En savoir plus
Le lieutenant dit : - « Allez me chercher le "nhaq" pour que je vois ce que cette face de citron veut me dire ».
Le « nhaq », c’était moi. Né de père catalan et de mère corse, je n’ai rien d’un asiatique, mais étant né à Saïgon, je parle et écris l’annamite comme les gens du pays. Ce surnom de « nhaq » m’avait été donné par mon lieutenant mais je concédais à lui seul le droit de m’appeler ainsi. (« Nhaq » est un diminutif de « Ngaque », paysan, péjorativement : ce con de paysan).
Lorsque l’estafette arriva près de nous, j’avais placé ma section en embuscade à la lisière d’une forêt de bambous. Je rassemblais tous mes gars et donnais l’ordre de repli sur le reste de la compagnie. Deux heures plus tard, je suis assis à coté du lieutenant commandant la deuxième compagnie de commandos légers. En face de lui, est assis un jeune asiatique d’environ dix-huit ans, la tête baissée, regardant le sol.

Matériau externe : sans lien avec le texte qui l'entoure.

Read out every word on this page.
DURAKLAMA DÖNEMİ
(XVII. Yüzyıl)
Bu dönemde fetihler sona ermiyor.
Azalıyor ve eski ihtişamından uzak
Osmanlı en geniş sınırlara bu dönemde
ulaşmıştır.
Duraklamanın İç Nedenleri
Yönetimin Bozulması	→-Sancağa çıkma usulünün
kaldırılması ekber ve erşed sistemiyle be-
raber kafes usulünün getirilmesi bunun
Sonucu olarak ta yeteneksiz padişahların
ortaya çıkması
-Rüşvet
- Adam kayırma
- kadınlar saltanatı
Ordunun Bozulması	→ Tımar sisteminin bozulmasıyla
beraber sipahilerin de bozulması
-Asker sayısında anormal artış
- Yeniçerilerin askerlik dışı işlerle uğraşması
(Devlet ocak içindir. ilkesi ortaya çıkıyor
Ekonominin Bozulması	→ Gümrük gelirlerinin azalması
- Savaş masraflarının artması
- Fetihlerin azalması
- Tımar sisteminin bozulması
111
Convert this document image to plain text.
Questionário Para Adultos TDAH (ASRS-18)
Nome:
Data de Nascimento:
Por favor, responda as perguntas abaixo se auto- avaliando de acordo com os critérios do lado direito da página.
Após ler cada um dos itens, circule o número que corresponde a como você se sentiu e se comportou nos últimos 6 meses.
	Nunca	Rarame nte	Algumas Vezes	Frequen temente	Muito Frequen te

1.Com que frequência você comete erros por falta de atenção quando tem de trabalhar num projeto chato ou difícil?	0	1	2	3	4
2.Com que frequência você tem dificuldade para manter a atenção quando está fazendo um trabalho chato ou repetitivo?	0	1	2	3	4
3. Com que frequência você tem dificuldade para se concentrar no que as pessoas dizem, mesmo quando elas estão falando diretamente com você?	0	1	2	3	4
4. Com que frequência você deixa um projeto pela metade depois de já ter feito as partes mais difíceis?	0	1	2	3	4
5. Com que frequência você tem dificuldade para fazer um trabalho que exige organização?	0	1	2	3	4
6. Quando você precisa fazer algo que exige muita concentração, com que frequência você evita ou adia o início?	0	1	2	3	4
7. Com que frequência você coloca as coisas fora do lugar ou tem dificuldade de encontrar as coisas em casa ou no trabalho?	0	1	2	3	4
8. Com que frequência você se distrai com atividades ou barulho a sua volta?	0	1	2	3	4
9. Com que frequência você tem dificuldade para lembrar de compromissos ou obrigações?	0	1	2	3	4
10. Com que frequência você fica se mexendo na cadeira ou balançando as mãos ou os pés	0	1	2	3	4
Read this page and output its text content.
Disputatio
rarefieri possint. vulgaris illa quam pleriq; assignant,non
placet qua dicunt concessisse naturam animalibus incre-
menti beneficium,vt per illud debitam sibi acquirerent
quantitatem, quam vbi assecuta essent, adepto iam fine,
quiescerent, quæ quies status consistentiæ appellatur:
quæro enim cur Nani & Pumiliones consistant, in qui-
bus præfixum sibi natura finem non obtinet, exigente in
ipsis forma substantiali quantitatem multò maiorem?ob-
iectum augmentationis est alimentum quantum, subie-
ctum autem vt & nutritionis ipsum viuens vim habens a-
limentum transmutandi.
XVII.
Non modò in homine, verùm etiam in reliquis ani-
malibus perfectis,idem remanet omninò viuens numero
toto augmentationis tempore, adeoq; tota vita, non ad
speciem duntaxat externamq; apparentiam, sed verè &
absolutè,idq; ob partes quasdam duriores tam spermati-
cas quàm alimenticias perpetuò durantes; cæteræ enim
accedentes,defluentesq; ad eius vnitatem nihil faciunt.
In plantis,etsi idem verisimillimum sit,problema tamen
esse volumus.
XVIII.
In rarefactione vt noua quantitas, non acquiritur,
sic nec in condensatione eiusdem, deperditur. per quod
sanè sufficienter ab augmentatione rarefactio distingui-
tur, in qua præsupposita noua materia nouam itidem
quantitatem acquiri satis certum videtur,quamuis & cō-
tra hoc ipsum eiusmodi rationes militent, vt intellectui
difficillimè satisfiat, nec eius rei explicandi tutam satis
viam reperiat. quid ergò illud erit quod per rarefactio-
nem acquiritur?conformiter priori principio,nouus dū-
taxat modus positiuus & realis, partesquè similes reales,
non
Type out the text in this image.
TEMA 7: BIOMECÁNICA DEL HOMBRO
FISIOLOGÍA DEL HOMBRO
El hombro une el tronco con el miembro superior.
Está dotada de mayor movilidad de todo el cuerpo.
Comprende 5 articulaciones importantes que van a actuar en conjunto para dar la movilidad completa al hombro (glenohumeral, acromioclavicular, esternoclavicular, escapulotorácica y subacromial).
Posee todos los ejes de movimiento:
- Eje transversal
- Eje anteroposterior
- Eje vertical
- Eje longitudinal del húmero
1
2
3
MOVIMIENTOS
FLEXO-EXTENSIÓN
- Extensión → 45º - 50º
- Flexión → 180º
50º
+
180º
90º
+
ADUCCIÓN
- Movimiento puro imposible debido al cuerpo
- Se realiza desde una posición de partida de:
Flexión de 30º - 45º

Je commence par le saluer avec des mots courtois et doux, dans sa langue, et aussitôt il relève la tête, surpris, la bouche et les yeux grands ouverts, me regardant intensément pendant quelques secondes. Et tout à coup, un flot de paroles sort de sa bouche tandis qu’il se prosterne à mes pieds, comme si j’étais Bouddha en personne. Je ris de bon cœur car ma parfait maîtrise de l’annamite produit toujours cet effet sur les gens de ce très beau pays.